Day 2: NLP Fundamentals and Terminology
To understand LLMs, you first need to know NLP (Natural Language Processing) terminology. Today we’ll organize the NLP terms that appear most frequently in LLM papers and documentation.
NLP Core Terminology
| Term | Description | Example |
|---|---|---|
| Token | The smallest processing unit of text | ”Hello world” -> [“Hello”, ” world”] |
| Corpus | A collection of text data used for training | All of Wikipedia, news article collections |
| Vocabulary | The set of all tokens the model knows | GPT-4’s vocabulary size: ~100,000 tokens |
| Embedding | Words converted into numeric vectors | ”king” -> [0.2, -0.5, 0.8, …] |
| Sequence | An ordered arrangement of tokens | A single sentence or paragraph |
| Attention | A mechanism that focuses on important parts of the input | In “He ate the apple,” determining who “he” refers to |
| Encoding | Converting input into internal representation | Sentence -> vector |
| Decoding | Converting internal representation into output | Vector -> sentence |
| Perplexity | A metric of model prediction uncertainty (lower is better) | PPL=15: roughly 15 candidates for the next word |
| Context Window | The number of tokens a model can process at once | Modern models support tens to hundreds of thousands of tokens |
Basic Tokenization Concept
# Simplest tokenization: splitting by whitespace
sentence = "Natural language processing is really fascinating"
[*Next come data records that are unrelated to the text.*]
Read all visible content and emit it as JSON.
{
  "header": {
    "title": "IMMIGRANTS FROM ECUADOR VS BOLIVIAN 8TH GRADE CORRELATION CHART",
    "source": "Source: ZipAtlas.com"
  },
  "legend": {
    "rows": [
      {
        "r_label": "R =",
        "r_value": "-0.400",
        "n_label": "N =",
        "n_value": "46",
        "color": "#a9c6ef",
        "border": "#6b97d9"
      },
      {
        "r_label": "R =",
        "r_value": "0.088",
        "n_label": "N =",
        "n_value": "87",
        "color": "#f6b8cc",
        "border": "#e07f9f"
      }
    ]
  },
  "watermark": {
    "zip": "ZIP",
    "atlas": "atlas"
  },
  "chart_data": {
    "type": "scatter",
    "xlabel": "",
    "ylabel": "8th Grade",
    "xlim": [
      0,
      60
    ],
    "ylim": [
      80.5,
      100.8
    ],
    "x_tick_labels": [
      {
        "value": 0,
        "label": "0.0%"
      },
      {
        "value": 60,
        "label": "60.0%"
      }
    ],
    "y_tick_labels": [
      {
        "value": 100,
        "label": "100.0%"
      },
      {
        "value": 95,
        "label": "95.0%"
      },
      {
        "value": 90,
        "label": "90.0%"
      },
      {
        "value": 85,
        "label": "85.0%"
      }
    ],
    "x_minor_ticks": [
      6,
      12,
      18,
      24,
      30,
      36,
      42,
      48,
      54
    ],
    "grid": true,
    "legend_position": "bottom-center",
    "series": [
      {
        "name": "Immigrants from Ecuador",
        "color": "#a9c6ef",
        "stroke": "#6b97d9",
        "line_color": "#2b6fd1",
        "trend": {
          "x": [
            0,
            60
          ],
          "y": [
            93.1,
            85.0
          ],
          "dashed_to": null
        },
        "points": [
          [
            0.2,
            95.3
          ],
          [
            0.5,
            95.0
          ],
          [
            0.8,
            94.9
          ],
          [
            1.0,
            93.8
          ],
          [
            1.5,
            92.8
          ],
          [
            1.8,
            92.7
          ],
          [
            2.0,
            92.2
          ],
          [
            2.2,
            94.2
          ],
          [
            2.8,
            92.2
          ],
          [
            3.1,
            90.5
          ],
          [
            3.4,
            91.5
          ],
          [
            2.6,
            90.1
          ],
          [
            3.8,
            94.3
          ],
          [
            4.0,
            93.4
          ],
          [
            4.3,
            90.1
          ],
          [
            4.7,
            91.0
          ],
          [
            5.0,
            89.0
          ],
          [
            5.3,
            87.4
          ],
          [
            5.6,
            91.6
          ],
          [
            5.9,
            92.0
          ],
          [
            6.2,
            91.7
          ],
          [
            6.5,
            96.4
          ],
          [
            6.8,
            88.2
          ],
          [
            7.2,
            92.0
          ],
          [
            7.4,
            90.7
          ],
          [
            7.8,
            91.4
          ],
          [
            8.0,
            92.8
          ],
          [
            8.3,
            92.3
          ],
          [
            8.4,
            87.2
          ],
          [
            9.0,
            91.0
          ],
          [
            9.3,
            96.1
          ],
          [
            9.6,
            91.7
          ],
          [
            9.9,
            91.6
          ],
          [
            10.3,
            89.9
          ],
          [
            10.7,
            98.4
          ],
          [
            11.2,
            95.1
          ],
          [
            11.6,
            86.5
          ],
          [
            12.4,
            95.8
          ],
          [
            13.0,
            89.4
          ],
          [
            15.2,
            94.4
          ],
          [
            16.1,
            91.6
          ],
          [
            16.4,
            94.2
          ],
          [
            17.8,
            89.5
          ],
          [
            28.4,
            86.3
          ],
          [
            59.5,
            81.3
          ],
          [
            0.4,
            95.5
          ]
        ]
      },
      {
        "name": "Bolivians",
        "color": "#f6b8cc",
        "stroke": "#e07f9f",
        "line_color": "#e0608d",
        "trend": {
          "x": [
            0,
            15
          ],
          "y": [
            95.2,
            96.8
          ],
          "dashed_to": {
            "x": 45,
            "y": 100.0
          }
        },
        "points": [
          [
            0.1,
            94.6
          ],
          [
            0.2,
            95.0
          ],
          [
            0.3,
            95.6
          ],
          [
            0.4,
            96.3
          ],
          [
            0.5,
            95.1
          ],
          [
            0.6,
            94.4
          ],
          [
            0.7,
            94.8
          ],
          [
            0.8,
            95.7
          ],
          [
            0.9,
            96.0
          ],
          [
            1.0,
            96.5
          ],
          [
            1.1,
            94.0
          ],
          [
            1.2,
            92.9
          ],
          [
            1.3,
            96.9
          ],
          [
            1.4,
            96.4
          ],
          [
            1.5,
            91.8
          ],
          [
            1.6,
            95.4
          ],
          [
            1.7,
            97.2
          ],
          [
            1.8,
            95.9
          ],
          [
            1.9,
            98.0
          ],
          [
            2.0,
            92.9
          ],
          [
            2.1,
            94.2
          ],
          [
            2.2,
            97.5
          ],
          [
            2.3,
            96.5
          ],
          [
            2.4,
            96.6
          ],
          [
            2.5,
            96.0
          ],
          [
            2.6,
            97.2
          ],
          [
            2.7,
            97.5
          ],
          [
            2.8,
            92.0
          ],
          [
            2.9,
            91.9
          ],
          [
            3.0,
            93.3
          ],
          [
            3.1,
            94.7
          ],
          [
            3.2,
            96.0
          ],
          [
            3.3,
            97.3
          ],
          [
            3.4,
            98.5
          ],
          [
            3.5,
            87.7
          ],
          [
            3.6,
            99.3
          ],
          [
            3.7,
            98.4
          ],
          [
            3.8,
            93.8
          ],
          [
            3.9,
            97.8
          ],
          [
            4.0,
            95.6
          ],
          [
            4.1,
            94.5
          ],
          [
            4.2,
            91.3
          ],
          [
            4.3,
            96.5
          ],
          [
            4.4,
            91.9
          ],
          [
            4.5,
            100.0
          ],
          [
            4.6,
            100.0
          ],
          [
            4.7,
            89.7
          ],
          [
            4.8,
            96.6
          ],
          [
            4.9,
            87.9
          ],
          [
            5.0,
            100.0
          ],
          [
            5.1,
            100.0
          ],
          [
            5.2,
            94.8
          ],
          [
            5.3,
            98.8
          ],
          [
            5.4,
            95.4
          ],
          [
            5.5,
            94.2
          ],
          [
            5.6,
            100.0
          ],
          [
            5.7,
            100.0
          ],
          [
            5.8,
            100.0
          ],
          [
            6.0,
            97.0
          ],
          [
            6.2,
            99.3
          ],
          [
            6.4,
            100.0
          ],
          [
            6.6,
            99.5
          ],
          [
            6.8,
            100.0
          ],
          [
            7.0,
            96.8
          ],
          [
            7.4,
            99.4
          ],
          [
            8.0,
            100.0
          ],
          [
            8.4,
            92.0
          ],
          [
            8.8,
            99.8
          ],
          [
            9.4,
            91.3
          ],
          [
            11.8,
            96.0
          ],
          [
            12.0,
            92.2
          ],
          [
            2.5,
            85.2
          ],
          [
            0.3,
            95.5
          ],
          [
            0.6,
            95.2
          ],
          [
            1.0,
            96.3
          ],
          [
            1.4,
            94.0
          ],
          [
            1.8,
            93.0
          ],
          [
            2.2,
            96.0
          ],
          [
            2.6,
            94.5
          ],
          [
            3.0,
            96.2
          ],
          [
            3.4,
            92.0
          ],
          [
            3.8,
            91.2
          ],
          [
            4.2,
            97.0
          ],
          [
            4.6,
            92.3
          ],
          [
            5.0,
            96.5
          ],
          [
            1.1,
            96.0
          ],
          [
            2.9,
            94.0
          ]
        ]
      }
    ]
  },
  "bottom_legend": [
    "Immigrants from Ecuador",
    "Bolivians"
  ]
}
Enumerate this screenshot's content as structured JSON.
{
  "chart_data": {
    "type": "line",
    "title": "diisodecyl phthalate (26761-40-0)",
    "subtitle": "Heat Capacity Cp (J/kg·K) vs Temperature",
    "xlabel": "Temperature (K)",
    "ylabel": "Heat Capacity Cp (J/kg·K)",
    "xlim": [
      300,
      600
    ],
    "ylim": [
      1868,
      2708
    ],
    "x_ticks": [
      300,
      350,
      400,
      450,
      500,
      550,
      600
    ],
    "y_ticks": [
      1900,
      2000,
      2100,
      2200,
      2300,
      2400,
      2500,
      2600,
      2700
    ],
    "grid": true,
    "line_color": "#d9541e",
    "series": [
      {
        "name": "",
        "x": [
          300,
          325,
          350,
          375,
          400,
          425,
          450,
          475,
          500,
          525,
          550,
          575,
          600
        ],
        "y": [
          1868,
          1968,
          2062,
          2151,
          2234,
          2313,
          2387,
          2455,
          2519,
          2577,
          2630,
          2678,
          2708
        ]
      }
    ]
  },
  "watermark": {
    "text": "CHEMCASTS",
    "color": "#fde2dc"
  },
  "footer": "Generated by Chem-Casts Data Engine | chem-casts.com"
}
tokens_simple = sentence.split()
print(tokens_simple)
# ['Natural', 'language', 'processing', 'is', 'really', 'fascinating']
# Real LLMs use subword tokenization
# "fascinating" -> ["fasc", "inating"] — split into smaller pieces
Intuitive Understanding of Embeddings
import numpy as np
# Embeddings: representing words as numeric vectors
# Words with similar meanings are located close together in vector space
embeddings = {
"king": np.array([0.8, 0.2, -0.5, 0.9]),
"queen": np.array([0.7, 0.3, -0.4, 0.85]),
"apple": np.array([-0.2, 0.9, 0.6, -0.1]),
}
# Measuring similarity between words using cosine similarity
def cosine_similarity(a, b):
return np.dot(a, b) / (np.linalg.norm(a) * np.linalg.norm(b))
print(f"king-queen similarity: {cosine_similarity(embeddings['king'], embeddings['queen']):.3f}")
print(f"king-apple similarity: {cosine_similarity(embeddings['king'], embeddings['apple']):.3f}")
# king-queen: high similarity / king-apple: low similarity
Perplexity Calculation Example
import numpy as np
# Perplexity: how well a model predicts the next word
# PPL = exp(average cross-entropy loss)
def calculate_perplexity(loss):
return np.exp(loss)
good_model_loss = 2.7 # Well-trained model
bad_model_loss = 5.5 # Poorly trained model
print(f"Good model PPL: {calculate_perplexity(good_model_loss):.1f}")
print(f"Bad model PPL: {calculate_perplexity(bad_model_loss):.1f}")
# Lower PPL means better next-word prediction
NLP terminology cannot be memorized in a single day. Use this table as a reference as we dive deeper into each concept in the days ahead.
Today’s Exercises
- Tokenize the sentence “Artificial intelligence is changing the world” by whitespace, by syllable, and by meaning. Explain the differences.
- Summarize the pros and cons of larger embedding vector dimensions. Compare Word2Vec (300 dimensions) with modern large model embeddings (higher dimensions).
- Think about what it means if Perplexity equals 1, and whether a model with PPL=1 is achievable in practice.